Many commercial publishers were looking to XML Schema technologies to replace DTDs and to solve some of the quality and data typing problems inherent in large volumes of marked-up data. But do XML Schemas actually provide a better way to define full-text documents?

This presentation outlines the motivation behind the decision by Cambridge University Press to pilot development of an XSD Schema for use in its book and journal production.

The advantages of Schemas over DTDs were readily apparent, especially their more meaningful data typing and better XML Namespace support. Data typing would allow quality assurance checks to be embedded in the Schema, rather than devolved to external programs. Namespace support would allow vocabularies to mingle freely together without some of the hacks necessary with DTDs.

The main findings of the pilot can be summarized thus:

  1. Initial development was hampered by the (understandable) difficulty of finding tools whose behavior conformed properly to the Recommendation, though many vendors are promising Schema support ‘real soon now’.

  2. Tools that did manage to parse the Schema were many times slower than those which validated against an equivalent DTD. Moreover, the multi-entity disposition of a large Schema means access via HTTP over a slow network is tortuous.

  3. XSLT-based transformation of XML data is obviously a common activity, yet with XML instances valid to a Schema, this becomes a much more involved process.
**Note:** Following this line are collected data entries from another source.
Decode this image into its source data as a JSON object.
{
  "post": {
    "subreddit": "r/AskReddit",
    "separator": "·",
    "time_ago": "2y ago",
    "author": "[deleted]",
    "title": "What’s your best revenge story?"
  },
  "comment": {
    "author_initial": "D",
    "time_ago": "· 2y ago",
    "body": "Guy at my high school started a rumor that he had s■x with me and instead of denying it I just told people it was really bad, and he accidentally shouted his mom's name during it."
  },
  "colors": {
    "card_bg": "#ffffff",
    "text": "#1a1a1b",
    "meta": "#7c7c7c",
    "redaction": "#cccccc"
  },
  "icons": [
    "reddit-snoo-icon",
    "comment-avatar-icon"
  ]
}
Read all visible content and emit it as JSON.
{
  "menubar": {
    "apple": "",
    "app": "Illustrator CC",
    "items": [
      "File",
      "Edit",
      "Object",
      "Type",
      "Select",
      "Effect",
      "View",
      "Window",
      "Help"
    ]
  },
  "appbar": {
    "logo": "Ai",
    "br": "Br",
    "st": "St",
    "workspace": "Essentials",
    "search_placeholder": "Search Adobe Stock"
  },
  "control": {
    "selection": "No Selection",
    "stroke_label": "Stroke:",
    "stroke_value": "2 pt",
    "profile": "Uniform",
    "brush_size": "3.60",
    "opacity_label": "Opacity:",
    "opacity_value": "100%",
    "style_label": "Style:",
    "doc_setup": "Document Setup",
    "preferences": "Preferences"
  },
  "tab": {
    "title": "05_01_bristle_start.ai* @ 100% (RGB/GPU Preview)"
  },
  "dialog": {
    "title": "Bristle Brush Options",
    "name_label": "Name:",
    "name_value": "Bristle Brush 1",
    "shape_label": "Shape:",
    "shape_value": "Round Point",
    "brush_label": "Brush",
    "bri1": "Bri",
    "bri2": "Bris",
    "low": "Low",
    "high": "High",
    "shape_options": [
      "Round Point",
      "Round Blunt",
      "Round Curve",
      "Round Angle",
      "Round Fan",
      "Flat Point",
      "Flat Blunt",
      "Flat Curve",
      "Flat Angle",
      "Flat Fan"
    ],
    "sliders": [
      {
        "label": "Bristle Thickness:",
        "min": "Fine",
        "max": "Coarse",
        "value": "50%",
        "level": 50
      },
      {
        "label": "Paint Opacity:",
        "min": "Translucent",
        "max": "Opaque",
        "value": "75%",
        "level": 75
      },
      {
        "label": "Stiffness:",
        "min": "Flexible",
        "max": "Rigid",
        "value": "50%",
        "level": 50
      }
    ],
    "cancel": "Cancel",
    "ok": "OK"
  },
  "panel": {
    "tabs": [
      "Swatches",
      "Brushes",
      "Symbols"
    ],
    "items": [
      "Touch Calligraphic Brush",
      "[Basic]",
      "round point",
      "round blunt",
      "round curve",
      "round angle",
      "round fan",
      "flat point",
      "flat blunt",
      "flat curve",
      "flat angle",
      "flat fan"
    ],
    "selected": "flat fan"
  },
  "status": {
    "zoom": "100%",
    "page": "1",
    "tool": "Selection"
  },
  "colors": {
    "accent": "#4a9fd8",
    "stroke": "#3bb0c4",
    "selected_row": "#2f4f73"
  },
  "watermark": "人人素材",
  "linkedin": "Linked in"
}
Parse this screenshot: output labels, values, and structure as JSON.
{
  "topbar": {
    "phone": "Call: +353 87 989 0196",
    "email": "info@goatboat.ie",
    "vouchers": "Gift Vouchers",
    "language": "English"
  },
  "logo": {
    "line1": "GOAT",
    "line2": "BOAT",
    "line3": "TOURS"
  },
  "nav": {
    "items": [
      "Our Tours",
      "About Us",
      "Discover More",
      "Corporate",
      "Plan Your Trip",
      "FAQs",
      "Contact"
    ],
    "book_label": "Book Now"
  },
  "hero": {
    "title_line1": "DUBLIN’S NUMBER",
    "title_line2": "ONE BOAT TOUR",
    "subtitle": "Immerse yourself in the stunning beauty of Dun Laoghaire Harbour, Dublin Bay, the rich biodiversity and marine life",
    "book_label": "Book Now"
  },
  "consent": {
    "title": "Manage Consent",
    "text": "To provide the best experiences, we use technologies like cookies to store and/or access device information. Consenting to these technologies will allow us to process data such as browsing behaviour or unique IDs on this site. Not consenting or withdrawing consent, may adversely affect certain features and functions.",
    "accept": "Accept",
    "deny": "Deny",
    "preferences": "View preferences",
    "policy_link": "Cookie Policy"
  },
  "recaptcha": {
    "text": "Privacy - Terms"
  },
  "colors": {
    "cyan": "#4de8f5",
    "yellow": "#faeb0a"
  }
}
  4. In-depth understanding of XML among suppliers to the publishing industry is still variable, and the introduction of an XSD Schema with its attendant rigors would be likely to cause expensive confusion.

  5. The data typing available through XSD Schemas falls well short of that necessary for use in full text documents being unable, for example, to allow a processor to determine something as fundamental as whether a table can be rendered.

  6. There are, however, some positive suggestion that emerge through Schema development, particularly concerning how a DTD can be split for modularisation.


Table of Contents

1. Background
2. DTDs and Their Shortcomings
3. Stopgap Solutions
4. The Promise of Schemas
5. Auguries
6. The Trouble with Documents
7. The Bleeding Edge
8. The Real World
9. Performance
10. Interoperability
11. Trouble Spots
12. The Knowledge Gap
13. Conclusions
Acknowledgements
Bibliography
Glossary
Biography

1. Background

For publishers, SGML and XML have held out the prospect of achieving greater consistency and integrity of content; in other words, greater quality. Most people who have worked with large volumes of human-created SGML or XML data, however, will confirm that consistency and integrity are the exception, rather than the rule. This is hardly surprising: SGML and XML have presented publishers with technological challenges which they are typically not equipped to handle. Management of digital information requires working practices and tools closer to those used in the software development industry, than those used in the publishing and print industry.

This paper is not primarily concerned with the working practices associated with SGML and XML, but with how software (rather than people) could help improve publishers' data quality. The W3C's XML Schema language (I will refer to this language as the XSD Schema language from now on) holds out the promise that Schemas will ‘allow machines to carry out rules made by people,’ i.e., that the software will take more of the strain of checking for consistency and integrity of content. If these goals can be realized, then the XSD Schema language will certainly be of interest to publishers.

Directly linked to the theoretical benefits of XSD Schemas, there are strong business drivers: inconsistent data and poor data integrity costs money, so most obviously, an effective Schema language, carrying out the rules made by people, should be able to reduce costs. In addition to this is the vague, but widespread feeling that Schemas are the ‘now’ of XML and are to be embraced: not to do so could leave a publisher in the wake of those embracing XML more conspicuously.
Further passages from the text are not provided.